Strikethrough is not supported by markdown but I'd like to support them in PFM. They will match common syntax for strikethrough ~~word~~. Undecided on intraword strikethrough but it is simpler than emphasis.
Some options:
~~strikethrough~~

This is very much TBD, would be nice but very much a nice to have.

Tables

Here we go. I think tables are a critical feature and i haven't really worked this one out yet. It is very complex and there are a million edge cases. The basis should be GFM pipe tables but I'd like the ability to have headings on left, in addition to or instead of across the top, as well as the ability to merge cells (at least horizontally but probably both). I was thinking something like this:
| Header  | Header | Header           |
| --------|--------|------------------|
| Header || Cell   | Cell             |       
| Header || Cell spanning two columns |
This looks weird and will almost definitely not work but it is a start. It may be better to have distinct syntax for simple pip tables (GFM style) and more complex tables with more explicit syntax, this does violate a principle though. Needs more thought.
Generic directives

This one is a bit left of field, but I think it is very important. Markdown needs a way for users to 'plugin' with a generic syntax that covers most usecases. This essentially brings wordpress/ hugo style 'shortcodes' into the spec, except it is more flexible and more powerful. This feature has been co-opted from here.
It is powerful and flexible due the different forms.
Inline:
:name[content]

This is a very great article on :wikipedia[penguins]
Would be accompanied by a function.
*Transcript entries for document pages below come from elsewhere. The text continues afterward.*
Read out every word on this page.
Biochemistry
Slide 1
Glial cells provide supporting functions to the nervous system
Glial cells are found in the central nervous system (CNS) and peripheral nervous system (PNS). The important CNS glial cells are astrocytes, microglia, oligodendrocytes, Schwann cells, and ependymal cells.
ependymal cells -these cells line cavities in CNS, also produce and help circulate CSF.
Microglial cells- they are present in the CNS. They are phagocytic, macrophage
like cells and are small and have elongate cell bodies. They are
API TBD, realistically this would be a custom AST compile handler (becaue this would have its own AST node type with the necessary info in it) rather than the below but this is illustrative:
const config = {
  directives: {
    inline: {
      penguin(content){
        const { url, title } = look_up_wikipedia(content);
        return `<a href="${url}">${title}</a>`;
      }
    }
  }
}
Leaf block (block, cannot be inside inline content; leaf, cannot have children):
::name[content]

::youtube[cool video]
Similar function as above to render a youtube video.
Container block (block, cannot be inside inline content content; container, can have children):
:::name[content]
<!-- childf content -->
:::


:::warning[bad shit be happening]
here is some text that will go inside this block
:::
The linked proposal also suggest {key=val} for 'attributes' but { and } are sacred in mdsvex and not viable for markdown syntax. I think the capability to pass props would be nice (::youtube[title]{start=180} for example) but I'm not sure what that syntax should look like.
What is really great about the generic directive proposal is that it can actually replace a lot of other github extensions (it could actually be used for addition, delete, etc. from above), as well as allowing easy customisation. It is very, very powerful, in my opinion. PFM will support it by default.

This is where i am up to. Please feed me back!

Edit: Replaced 'Additions and deletions' with 'Strikethrough'. Update syntax to use ~~word~~.